Because of Sgarbi's strictures, the signature project was changed to appease critics.

Isozaki, whose works include Barcelona's Olympic Stadium and a hockey stadium for the Turin Winter Olympics, is famed for his bold, colourful geometric forms and careful detailing. He once studied in Florence.

His major works outside Japan include the Los Angeles Museum of Contemporary Art (1981-86), the Disney Building at Orlando, Florida (1987-91), the Barcelona sports palace in Spain (1988-92) and the Museum at La Coruna, also in Spain (1993-95).

In landing the job, Isozaki beat a very strong field including Norman Foster from Britain, Italy's Gae Aulenti and Vittorio Gregotti, Mario Botta from Switzerland and Hans Hollein of Vienna.

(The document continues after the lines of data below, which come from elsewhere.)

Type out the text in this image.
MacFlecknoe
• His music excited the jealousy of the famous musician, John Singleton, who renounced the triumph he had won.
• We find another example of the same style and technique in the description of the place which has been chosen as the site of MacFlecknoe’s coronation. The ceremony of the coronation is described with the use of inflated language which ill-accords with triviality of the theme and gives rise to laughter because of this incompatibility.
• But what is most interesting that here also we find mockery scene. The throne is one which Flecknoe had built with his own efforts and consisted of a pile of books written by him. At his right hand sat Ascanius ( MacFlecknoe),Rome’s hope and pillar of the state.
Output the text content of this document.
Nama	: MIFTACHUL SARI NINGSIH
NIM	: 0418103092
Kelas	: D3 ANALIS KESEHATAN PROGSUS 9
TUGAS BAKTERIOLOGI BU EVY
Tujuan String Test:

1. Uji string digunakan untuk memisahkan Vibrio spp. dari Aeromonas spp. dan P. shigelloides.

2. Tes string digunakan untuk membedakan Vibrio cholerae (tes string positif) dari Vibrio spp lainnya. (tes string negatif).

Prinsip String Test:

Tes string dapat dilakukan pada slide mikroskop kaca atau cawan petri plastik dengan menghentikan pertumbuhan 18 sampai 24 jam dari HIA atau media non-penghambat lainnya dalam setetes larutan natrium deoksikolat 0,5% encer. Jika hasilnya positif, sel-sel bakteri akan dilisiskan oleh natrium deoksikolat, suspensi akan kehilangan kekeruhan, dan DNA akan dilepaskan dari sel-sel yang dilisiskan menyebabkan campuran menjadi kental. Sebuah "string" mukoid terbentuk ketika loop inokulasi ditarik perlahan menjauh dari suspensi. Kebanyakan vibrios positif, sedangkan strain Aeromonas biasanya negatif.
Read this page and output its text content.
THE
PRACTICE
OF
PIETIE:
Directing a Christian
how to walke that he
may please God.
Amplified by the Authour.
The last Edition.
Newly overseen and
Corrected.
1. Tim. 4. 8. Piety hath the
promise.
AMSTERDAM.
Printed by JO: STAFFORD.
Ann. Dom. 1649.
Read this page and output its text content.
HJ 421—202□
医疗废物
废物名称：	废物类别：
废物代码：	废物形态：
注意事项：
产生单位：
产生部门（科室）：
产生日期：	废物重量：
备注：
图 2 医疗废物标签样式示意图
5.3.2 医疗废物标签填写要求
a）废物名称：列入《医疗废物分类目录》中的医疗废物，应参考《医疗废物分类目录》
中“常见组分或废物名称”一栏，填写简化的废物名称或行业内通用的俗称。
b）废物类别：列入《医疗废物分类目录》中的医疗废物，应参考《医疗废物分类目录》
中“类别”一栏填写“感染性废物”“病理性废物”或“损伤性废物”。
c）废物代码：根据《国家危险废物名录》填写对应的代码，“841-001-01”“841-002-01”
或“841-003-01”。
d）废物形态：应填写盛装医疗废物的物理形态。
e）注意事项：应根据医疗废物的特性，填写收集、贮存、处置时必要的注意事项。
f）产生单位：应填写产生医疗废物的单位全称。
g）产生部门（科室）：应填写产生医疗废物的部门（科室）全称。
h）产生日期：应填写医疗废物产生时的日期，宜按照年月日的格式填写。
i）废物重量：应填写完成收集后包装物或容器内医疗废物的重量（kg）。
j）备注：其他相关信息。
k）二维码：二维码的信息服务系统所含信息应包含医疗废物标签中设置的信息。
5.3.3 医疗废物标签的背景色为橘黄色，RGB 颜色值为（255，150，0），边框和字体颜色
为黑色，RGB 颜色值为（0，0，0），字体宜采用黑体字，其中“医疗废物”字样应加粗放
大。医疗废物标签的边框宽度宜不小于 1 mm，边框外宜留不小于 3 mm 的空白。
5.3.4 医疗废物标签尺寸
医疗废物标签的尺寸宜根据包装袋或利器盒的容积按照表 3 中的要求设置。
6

Grifoni said that Isozaki would now have to present a working project which takes into account problems created by the ongoing archaeological digs in the area where his loggia will be built.

Since a company has already been chosen to build the loggia, work can proceed as soon as Isozaki presents his plan, she said.

Grifoni believes the project can be completed by 2011.

NEW UFFIZI WILL SURPASS LOUVRE, OFFICIALS SAY.

Art officials have boasted that once renovation is completed the Uffizi, which currently lures more than 1.5 million visitors a year, will "surpass the Louvre."

One of the project's aims is to drastically cut the time visitors are forced to spend queuing.

The Uffizi, which houses one of the greatest art collections in the world, currently offers 6,000 square metres of display space.

Once the enlargement plan is completed, that will be upped to 13,000 square meters, allowing the gallery to bring out hundreds of works that are now kept in storage because of the lack of space.

There will be room to show more than 2,000 art works compared to 1,200 at present.

The Uffizi will also be able to double the number of visitors admitted daily, from 4,000 to 8,000.

The Uffizi, an unusual U-shaped building, was begun in 1560 by the artist and art critic Giorgio Vasari and completed according to his design by the architects Alfonso Parigi the Elder and Bernardo Buontalenti.

The gallery was commissioned by duke of Florence and grand duke of Tuscany Cosimo I to serve as government offices, or 'uffici' in Italian, and hence Uffizi.

Resting on unstable sandy ground, it is a feat of engineering skill.

The origins of the Uffizi collection date back to Cosimo I. Members of the Medici dynasty continued to add to the collection over the years, with the last of the Medici, Anna Maria Lodovica, settling her inheritance on the people of Florence in 1737.

The gallery boasts a host of Renaissance masterpieces including Botticelli's famous Primavera (Spring) and The Birth of Venus.